Nobama4Me, please let me educate you on the plight of the truly poor. They can NOT afford foods at Valli. They do not buy frozen or prepared foods too expensive. They make a lot of pasta (all varieties) as those meals go a long way with few dollars to spend. Meat usually goes by the wayside as it is expensive. Produce does NOT fill a hungry child’s belly. Since you believe you eat too much, how about you donate those excess dollars you spend to overeat and give healthy foods to a food pantry. Oh by the way, have you ever gotten food from a food pantry—not healthy or nutritious at all but will fill a hungry stomach or two for a few days.
I have seen planty of LINK card users at the grocery store with the check out belt piled high with frozen pizzas, etc. I do donate to pantries. My family has made food for and volunteered to serve at Rockford Rescue Mission.
@Nobama4Me
Using Valli Foods as your source of healthful foods, measure the cost in travel, time, and manpower to shoulder home a week’s groceries to a home west of Kilburn Avenue or south of Cedar street on a bus. Then measure the same to less than full service stores that exist in the destination areas. Does the food still cost the same?
Travel to any of the stores in the target home areas and match the choices you have at Valli.
Just try.
If you cite WALMART at either location near these target areas, I again ask you to actually make the trip.
Now start in any portion of the “home” area and buy something less than healthful, then compare the same costs in time, travel and manpower.
You can repeat this experiment easily in other depressed areas of Rockford and achieve similar results.
Good food choice outlets are not available in areas of poverty in the same abundance as poor food choices.
If the poor food choices are so easily acquired, which foods do you think will comprise the diets of those with lesser incomes?

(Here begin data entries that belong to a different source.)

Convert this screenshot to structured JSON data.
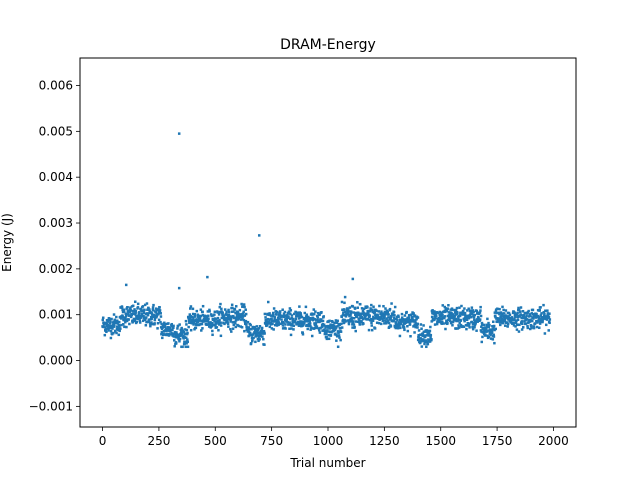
{
  "chart_data": {
    "type": "scatter",
    "title": "DRAM-Energy",
    "xlabel": "Trial number",
    "ylabel": "Energy (J)",
    "xlim": [
      -100,
      2100
    ],
    "ylim": [
      -0.00145,
      0.0066
    ],
    "xticks": [
      0,
      250,
      500,
      750,
      1000,
      1250,
      1500,
      1750,
      2000
    ],
    "yticks": [
      -0.001,
      0.0,
      0.001,
      0.002,
      0.003,
      0.004,
      0.005,
      0.006
    ],
    "xtick_labels": [
      "0",
      "250",
      "500",
      "750",
      "1000",
      "1250",
      "1500",
      "1750",
      "2000"
    ],
    "ytick_labels": [
      "−0.001",
      "0.000",
      "0.001",
      "0.002",
      "0.003",
      "0.004",
      "0.005",
      "0.006"
    ],
    "grid": false,
    "color": "#1f77b4",
    "marker": "square",
    "n_points": 2000,
    "outliers": [
      {
        "x": 340,
        "y": 0.00495
      },
      {
        "x": 695,
        "y": 0.00273
      },
      {
        "x": 465,
        "y": 0.00182
      },
      {
        "x": 1110,
        "y": 0.00178
      },
      {
        "x": 340,
        "y": 0.00158
      },
      {
        "x": 105,
        "y": 0.00165
      }
    ],
    "segments": [
      {
        "x_start": 0,
        "x_end": 80,
        "mean": 0.00078,
        "spread": 0.0002
      },
      {
        "x_start": 80,
        "x_end": 260,
        "mean": 0.00098,
        "spread": 0.00022
      },
      {
        "x_start": 260,
        "x_end": 320,
        "mean": 0.00068,
        "spread": 0.0002
      },
      {
        "x_start": 320,
        "x_end": 380,
        "mean": 0.00055,
        "spread": 0.00025
      },
      {
        "x_start": 380,
        "x_end": 520,
        "mean": 0.00088,
        "spread": 0.0002
      },
      {
        "x_start": 520,
        "x_end": 640,
        "mean": 0.00095,
        "spread": 0.00022
      },
      {
        "x_start": 640,
        "x_end": 720,
        "mean": 0.0006,
        "spread": 0.00022
      },
      {
        "x_start": 720,
        "x_end": 980,
        "mean": 0.00088,
        "spread": 0.00022
      },
      {
        "x_start": 980,
        "x_end": 1060,
        "mean": 0.0007,
        "spread": 0.0002
      },
      {
        "x_start": 1060,
        "x_end": 1300,
        "mean": 0.00095,
        "spread": 0.00025
      },
      {
        "x_start": 1300,
        "x_end": 1400,
        "mean": 0.00085,
        "spread": 0.0002
      },
      {
        "x_start": 1400,
        "x_end": 1460,
        "mean": 0.00055,
        "spread": 0.00018
      },
      {
        "x_start": 1460,
        "x_end": 1680,
        "mean": 0.00092,
        "spread": 0.00022
      },
      {
        "x_start": 1680,
        "x_end": 1740,
        "mean": 0.00065,
        "spread": 0.00022
      },
      {
        "x_start": 1740,
        "x_end": 1980,
        "mean": 0.00092,
        "spread": 0.0002
      }
    ]
  }
}
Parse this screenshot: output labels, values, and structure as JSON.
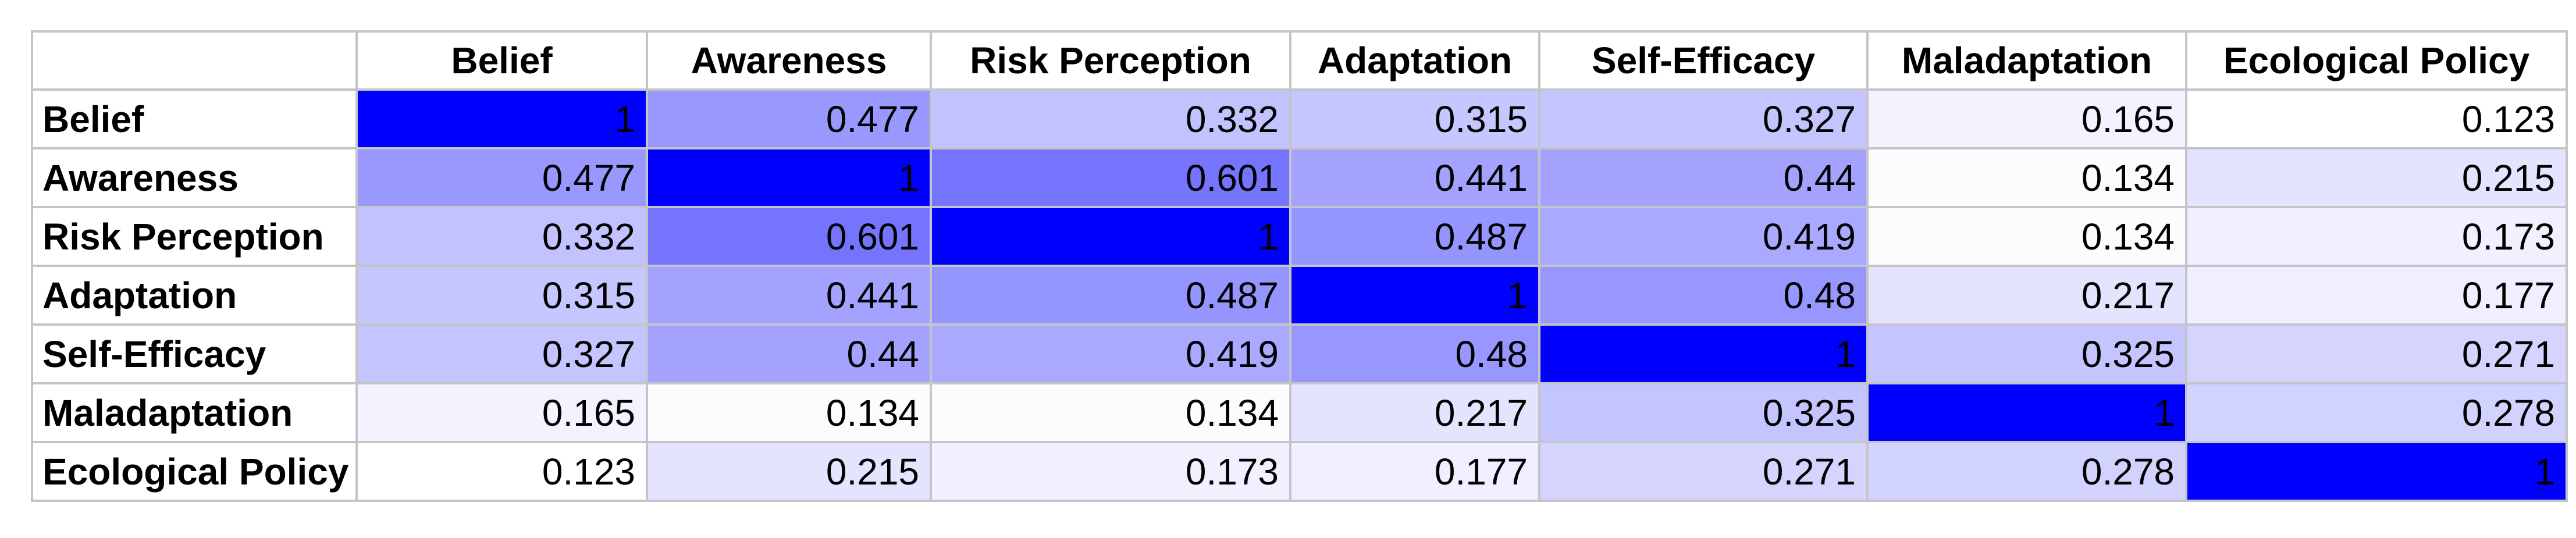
{
  "chart_data": {
    "type": "heatmap",
    "title": "",
    "variables": [
      "Belief",
      "Awareness",
      "Risk Perception",
      "Adaptation",
      "Self-Efficacy",
      "Maladaptation",
      "Ecological Policy"
    ],
    "matrix": [
      [
        1,
        0.477,
        0.332,
        0.315,
        0.327,
        0.165,
        0.123
      ],
      [
        0.477,
        1,
        0.601,
        0.441,
        0.44,
        0.134,
        0.215
      ],
      [
        0.332,
        0.601,
        1,
        0.487,
        0.419,
        0.134,
        0.173
      ],
      [
        0.315,
        0.441,
        0.487,
        1,
        0.48,
        0.217,
        0.177
      ],
      [
        0.327,
        0.44,
        0.419,
        0.48,
        1,
        0.325,
        0.271
      ],
      [
        0.165,
        0.134,
        0.134,
        0.217,
        0.325,
        1,
        0.278
      ],
      [
        0.123,
        0.215,
        0.173,
        0.177,
        0.271,
        0.278,
        1
      ]
    ],
    "corner_label": "",
    "legend_position": "none",
    "grid": true,
    "colorscale": {
      "min_value": 0.123,
      "max_value": 1,
      "min_color": "#ffffff",
      "max_color": "#0000ff",
      "grid_color": "#c5c5c8",
      "text_color": "#000000"
    }
  }
}
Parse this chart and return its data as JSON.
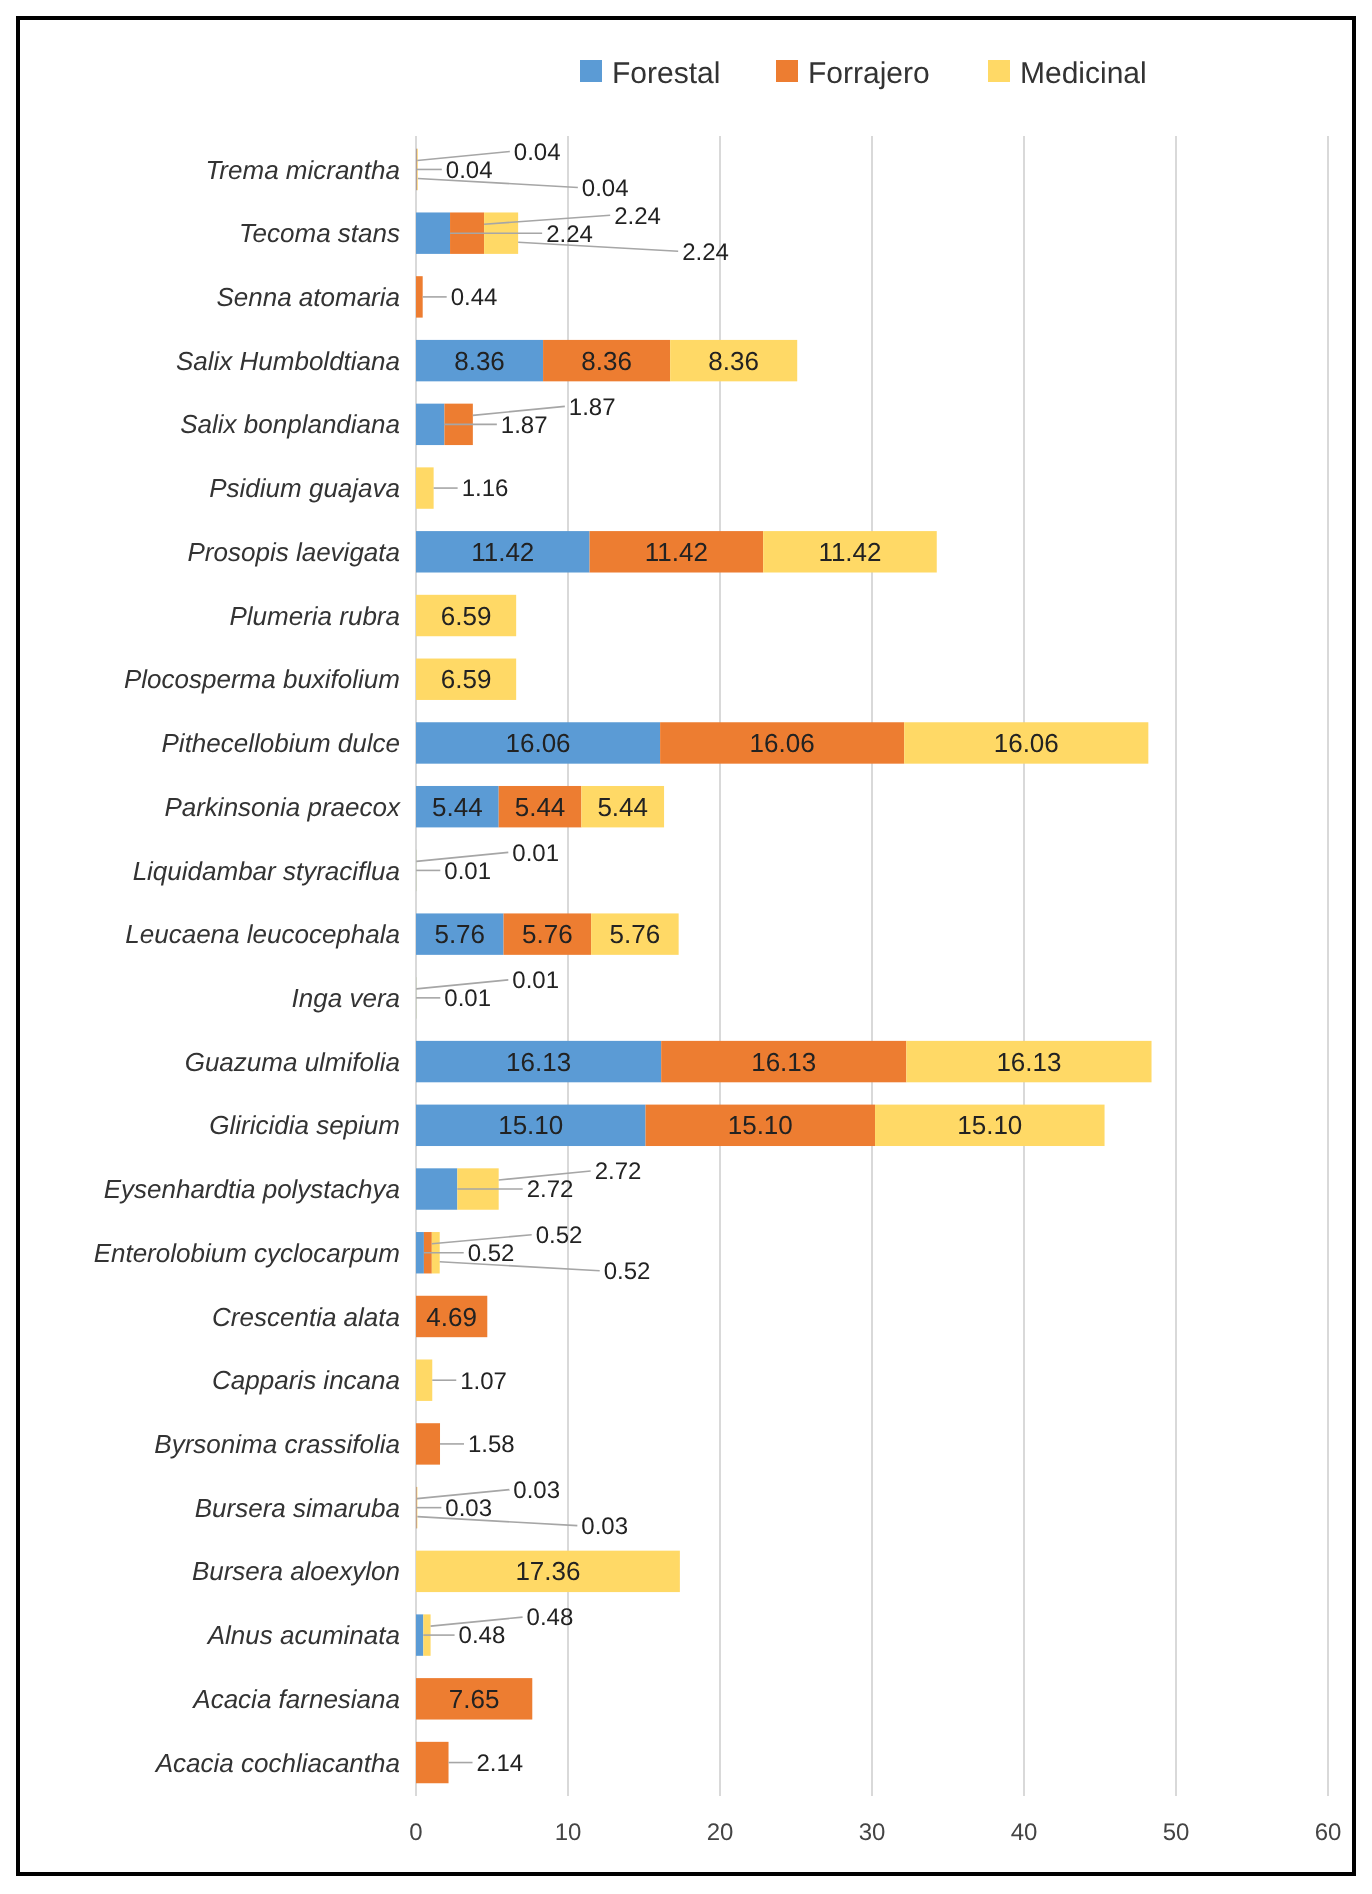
{
  "chart_data": {
    "type": "bar",
    "orientation": "horizontal",
    "stacked": true,
    "categories": [
      "Trema micrantha",
      "Tecoma stans",
      "Senna atomaria",
      "Salix Humboldtiana",
      "Salix bonplandiana",
      "Psidium guajava",
      "Prosopis laevigata",
      "Plumeria rubra",
      "Plocosperma buxifolium",
      "Pithecellobium dulce",
      "Parkinsonia praecox",
      "Liquidambar styraciflua",
      "Leucaena leucocephala",
      "Inga vera",
      "Guazuma ulmifolia",
      "Gliricidia sepium",
      "Eysenhardtia polystachya",
      "Enterolobium cyclocarpum",
      "Crescentia alata",
      "Capparis incana",
      "Byrsonima crassifolia",
      "Bursera simaruba",
      "Bursera aloexylon",
      "Alnus acuminata",
      "Acacia farnesiana",
      "Acacia cochliacantha"
    ],
    "series": [
      {
        "name": "Forestal",
        "color": "#5b9bd5",
        "values": [
          0.04,
          2.24,
          null,
          8.36,
          1.87,
          null,
          11.42,
          null,
          null,
          16.06,
          5.44,
          0.01,
          5.76,
          0.01,
          16.13,
          15.1,
          2.72,
          0.52,
          null,
          null,
          null,
          0.03,
          null,
          0.48,
          null,
          null
        ],
        "value_labels": [
          "0.04",
          "2.24",
          null,
          "8.36",
          "1.87",
          null,
          "11.42",
          null,
          null,
          "16.06",
          "5.44",
          "0.01",
          "5.76",
          "0.01",
          "16.13",
          "15.10",
          "2.72",
          "0.52",
          null,
          null,
          null,
          "0.03",
          null,
          "0.48",
          null,
          null
        ]
      },
      {
        "name": "Forrajero",
        "color": "#ed7d31",
        "values": [
          0.04,
          2.24,
          0.44,
          8.36,
          1.87,
          null,
          11.42,
          null,
          null,
          16.06,
          5.44,
          null,
          5.76,
          null,
          16.13,
          15.1,
          null,
          0.52,
          4.69,
          null,
          1.58,
          0.03,
          null,
          null,
          7.65,
          2.14
        ],
        "value_labels": [
          "0.04",
          "2.24",
          "0.44",
          "8.36",
          "1.87",
          null,
          "11.42",
          null,
          null,
          "16.06",
          "5.44",
          null,
          "5.76",
          null,
          "16.13",
          "15.10",
          null,
          "0.52",
          "4.69",
          null,
          "1.58",
          "0.03",
          null,
          null,
          "7.65",
          "2.14"
        ]
      },
      {
        "name": "Medicinal",
        "color": "#ffd966",
        "values": [
          0.04,
          2.24,
          null,
          8.36,
          null,
          1.16,
          11.42,
          6.59,
          6.59,
          16.06,
          5.44,
          0.01,
          5.76,
          0.01,
          16.13,
          15.1,
          2.72,
          0.52,
          null,
          1.07,
          null,
          0.03,
          17.36,
          0.48,
          null,
          null
        ],
        "value_labels": [
          "0.04",
          "2.24",
          null,
          "8.36",
          null,
          "1.16",
          "11.42",
          "6.59",
          "6.59",
          "16.06",
          "5.44",
          "0.01",
          "5.76",
          "0.01",
          "16.13",
          "15.10",
          "2.72",
          "0.52",
          null,
          "1.07",
          null,
          "0.03",
          "17.36",
          "0.48",
          null,
          null
        ]
      }
    ],
    "xlim": [
      0,
      60
    ],
    "xticks": [
      0,
      10,
      20,
      30,
      40,
      50,
      60
    ],
    "grid": "x",
    "legend": "top"
  }
}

I have to say, since I have become unemployed, in January, we’ve had to go to food pantries. Yes, I got emergency services through the LINK program, but have since been denied for reasons not explained to me. That is not my point. This is: we have had to survive on whatever is given to us at the food pantries we visit. No, we’re not big on navy beans, but I still have 7 lbs of them and I’m not going to let them go to waste. I also have literally pounds of rice and spaghetti. Yes, meat has gone by the wayside. I get some, if affordable at the Aldi, because its cheaper there. I’ve never been to Valli Foods, so I really can’t comment about that. I DO know that since I can’t eat any junk food, because I simply cannot afford it, I have lost over 100 lbs. If I had a Link card, I’d probably buy meat, and maybe a frozen pizza or 2, but they would be “treats”. I agree with Sam Clark when he says: “Good food choice outlets are not available in areas of poverty in the same abundance as poor food choices.” They just aren’t as readily available. If I’ve got a choice of taking a bus to the store, or walking to the closest fast food place, of course I’m going to stay close, it just make sense.
..and now we can strongly suspect that junk food and fast food are available to link card users [following the charges for improper use of link cards in the recent westside store closures].
The poor often use a completely different set of trade rules than many of the customers Valli Produce receives. [wink: Many customers of link card misuse are not as poor as some would assume!]